The grant will enable Monchalin to team with community-led organizations, including Call Auntie/Seventh Generation Midwives Toronto and the ekw'í7tl doula collective, to develop a culturally safe abortion support hotline. 

The research team, which includes UVic scholars Monique Auger, an assistant professor in PHSP, and Astrid Vanessa Pérez Piñán, an associate professor in the School of Public Administration, to assess the hotline’s effectiveness and develop a cultural safety credential module for abortion providers.

The CIHR grant builds on research findings from the Fireweed Project, a three-year Social Sciences and Humanities Research Council-funded study that found Indigenous people face multiple barriers to abortion access including logistical challenges, reproductive coercion and systemic racism.

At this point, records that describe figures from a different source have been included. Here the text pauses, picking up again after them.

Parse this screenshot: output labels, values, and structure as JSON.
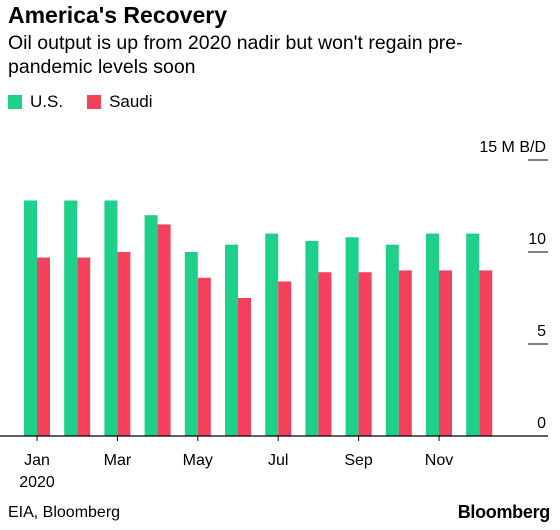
{
  "header": {
    "title": "America's Recovery",
    "subtitle": "Oil output is up from 2020 nadir but won't regain pre-pandemic levels soon"
  },
  "legend": [
    {
      "label": "U.S.",
      "color": "#1fd08b"
    },
    {
      "label": "Saudi",
      "color": "#f5415d"
    }
  ],
  "footer": {
    "source": "EIA, Bloomberg",
    "logo": "Bloomberg"
  },
  "chart_data": {
    "type": "bar",
    "categories": [
      "Jan 2020",
      "Feb 2020",
      "Mar 2020",
      "Apr 2020",
      "May 2020",
      "Jun 2020",
      "Jul 2020",
      "Aug 2020",
      "Sep 2020",
      "Oct 2020",
      "Nov 2020",
      "Dec 2020"
    ],
    "series": [
      {
        "name": "U.S.",
        "color": "#1fd08b",
        "values": [
          12.8,
          12.8,
          12.8,
          12.0,
          10.0,
          10.4,
          11.0,
          10.6,
          10.8,
          10.4,
          11.0,
          11.0
        ]
      },
      {
        "name": "Saudi",
        "color": "#f5415d",
        "values": [
          9.7,
          9.7,
          10.0,
          11.5,
          8.6,
          7.5,
          8.4,
          8.9,
          8.9,
          9.0,
          9.0,
          9.0
        ]
      }
    ],
    "x_tick_labels": [
      {
        "index": 0,
        "label": "Jan",
        "sublabel": "2020"
      },
      {
        "index": 2,
        "label": "Mar"
      },
      {
        "index": 4,
        "label": "May"
      },
      {
        "index": 6,
        "label": "Jul"
      },
      {
        "index": 8,
        "label": "Sep"
      },
      {
        "index": 10,
        "label": "Nov"
      }
    ],
    "y_ticks": [
      {
        "value": 15,
        "label": "15 M B/D"
      },
      {
        "value": 10,
        "label": "10"
      },
      {
        "value": 5,
        "label": "5"
      },
      {
        "value": 0,
        "label": "0"
      }
    ],
    "ylim": [
      0,
      15
    ],
    "grid": false
  }
}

“Our research confirmed that abortion is common in Indigenous communities,” Monchalin says. “However, stigma is rampant. A lot of people think they’re isolated in this experience.”

Monchalin says the abortion support hotline will help turn the Fireweed Project’s research findings into action, helping deliver more equitable reproductive access support and wraparound care to Indigenous people.

“Indigenous abortion seekers and providers working with Indigenous communities have communicated to us the critical and urgent need for abortion access support and services that are culturally safe, stigma-free, and accessible.”

Leo Rutherford

PhD candidate Leo Rutherford (Social Dimensions of Health) has been awarded $345,000 over three years in the Patient-Oriented Research program.

"This award includes both a salary and research stipend,” Rutherford explains. "It is funding a research scientist position for me at the Community-Based Research Centre in Vancouver.”

Rutherford’s research program will be made up, in part, of an extension of the “Patient Reported Outcomes of Genital Reconstruction and Experiences of Surgical Satisfaction (PROGRESS) for phalloplasty and metoidioplasty” project. It's also an addition of more broad-ranging trans healthcare research, all designed by and for the trans community with a focus on creating content that benefit our communities and make change.